(621a) Decomposition in Derivative-Free Optimization | AIChE

(621a) Decomposition in Derivative-Free Optimization

Authors 

Ma, K. - Presenter, Carnegie Mellon University
Sahinidis, N. V., Carnegie Mellon University
Amaran, S., The Dow Chemical Company
Rajagopalan, S., Dow Inc.
Bury, S., Dow Inc.
Derivative-free optimization (DFO) is an important class of optimization algorithms, which optimize problems based on objective and function evaluations without using the actual derivatives. DFO methods have enormous practical potential to address problems where derivatives are unavailable, unreliable, or only available at a significant cost. Increasing complexity in mathematical modeling, an abundance of legacy codes, and its application in autotuning are some of the drives which make DFO becoming an area of great demand. However, current DFO solvers have the limitation that they perform well only when the number of degrees of freedom is about a dozen or less. Decomposition is an approach to solve large-scale problems in optimization. The key idea of decomposition is to project the original problem into a series of smaller subproblems, which can be solved in parallel or in sequence. Past decomposition approaches have not succeeded in solving large-scale problems with DFO.

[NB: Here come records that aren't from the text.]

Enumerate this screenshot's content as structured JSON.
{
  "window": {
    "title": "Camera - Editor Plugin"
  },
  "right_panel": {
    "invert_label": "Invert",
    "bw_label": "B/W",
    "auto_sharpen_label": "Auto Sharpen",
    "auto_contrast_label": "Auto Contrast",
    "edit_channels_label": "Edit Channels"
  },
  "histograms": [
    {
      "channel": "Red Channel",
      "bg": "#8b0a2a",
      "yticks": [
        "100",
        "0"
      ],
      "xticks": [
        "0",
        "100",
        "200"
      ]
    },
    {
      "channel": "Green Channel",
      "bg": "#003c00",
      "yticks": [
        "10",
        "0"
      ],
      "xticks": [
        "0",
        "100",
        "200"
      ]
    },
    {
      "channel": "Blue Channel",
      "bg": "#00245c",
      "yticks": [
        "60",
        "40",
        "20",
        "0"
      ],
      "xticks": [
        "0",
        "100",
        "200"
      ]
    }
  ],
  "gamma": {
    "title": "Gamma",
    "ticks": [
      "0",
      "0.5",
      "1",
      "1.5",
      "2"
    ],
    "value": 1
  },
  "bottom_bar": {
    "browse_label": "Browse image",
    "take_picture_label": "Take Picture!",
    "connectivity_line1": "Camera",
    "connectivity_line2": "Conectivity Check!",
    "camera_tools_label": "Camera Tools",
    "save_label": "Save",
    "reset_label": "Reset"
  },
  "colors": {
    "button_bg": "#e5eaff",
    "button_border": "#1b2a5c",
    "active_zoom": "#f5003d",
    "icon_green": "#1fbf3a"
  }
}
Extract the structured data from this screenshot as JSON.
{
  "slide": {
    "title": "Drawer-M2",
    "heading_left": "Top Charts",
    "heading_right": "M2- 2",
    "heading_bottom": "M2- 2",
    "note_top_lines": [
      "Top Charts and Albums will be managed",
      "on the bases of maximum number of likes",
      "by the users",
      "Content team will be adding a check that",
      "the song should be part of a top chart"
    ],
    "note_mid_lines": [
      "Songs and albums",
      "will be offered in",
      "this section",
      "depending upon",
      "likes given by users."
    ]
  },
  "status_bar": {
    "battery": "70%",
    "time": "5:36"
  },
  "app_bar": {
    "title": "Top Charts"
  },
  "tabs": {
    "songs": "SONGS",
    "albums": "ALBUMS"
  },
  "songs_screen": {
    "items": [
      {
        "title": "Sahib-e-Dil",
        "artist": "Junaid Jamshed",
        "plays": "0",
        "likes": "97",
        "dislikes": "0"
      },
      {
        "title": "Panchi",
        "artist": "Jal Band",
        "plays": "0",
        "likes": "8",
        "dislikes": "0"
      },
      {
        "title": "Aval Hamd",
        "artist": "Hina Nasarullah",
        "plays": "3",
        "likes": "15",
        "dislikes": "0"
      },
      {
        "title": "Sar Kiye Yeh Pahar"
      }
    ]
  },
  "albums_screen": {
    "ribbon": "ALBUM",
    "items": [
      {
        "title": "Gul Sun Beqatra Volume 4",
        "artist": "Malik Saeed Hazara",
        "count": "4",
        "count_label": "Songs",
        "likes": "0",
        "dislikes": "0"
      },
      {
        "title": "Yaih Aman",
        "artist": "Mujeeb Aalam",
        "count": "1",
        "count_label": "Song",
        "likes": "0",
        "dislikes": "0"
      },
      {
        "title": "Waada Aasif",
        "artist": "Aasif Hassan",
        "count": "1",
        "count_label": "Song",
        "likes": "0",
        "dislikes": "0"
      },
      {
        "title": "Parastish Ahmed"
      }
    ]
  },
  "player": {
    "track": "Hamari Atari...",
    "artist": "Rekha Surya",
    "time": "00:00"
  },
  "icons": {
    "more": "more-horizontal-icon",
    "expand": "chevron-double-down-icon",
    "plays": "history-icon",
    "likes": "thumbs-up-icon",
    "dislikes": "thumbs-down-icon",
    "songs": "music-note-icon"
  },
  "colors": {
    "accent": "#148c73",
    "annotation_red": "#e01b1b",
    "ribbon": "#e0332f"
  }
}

In this work, we propose a novel decomposition framework for DFO algorithms. Our framework significantly extends the scope of current DFO solvers to larger-scale problems. We address several key questions, including how to select variables for each subproblem, and how to determine sub-problem dimension and sub-problem function evaluation limits. A practical implementation is developed and exemplified with the global model-based solver Stable Noisy Optimization by Branch and Fit (SNOBFIT). To investigate the performance of the decomposition framework both in terms of quality of solution and efficiency, we conducted extensive computational studies on a collection of over 300 test problems with varying dimensions and complexity. Significant improvements in the quality of solutions obtained under a 2500 function evaluation limit are observed for a large fraction of the test problems. The decomposition framework wins against non-decomposition when the problem has more than 30 variables. It also achieves over 90% wins when the problem has more than 75 variables regardless of problem convexity and smoothness.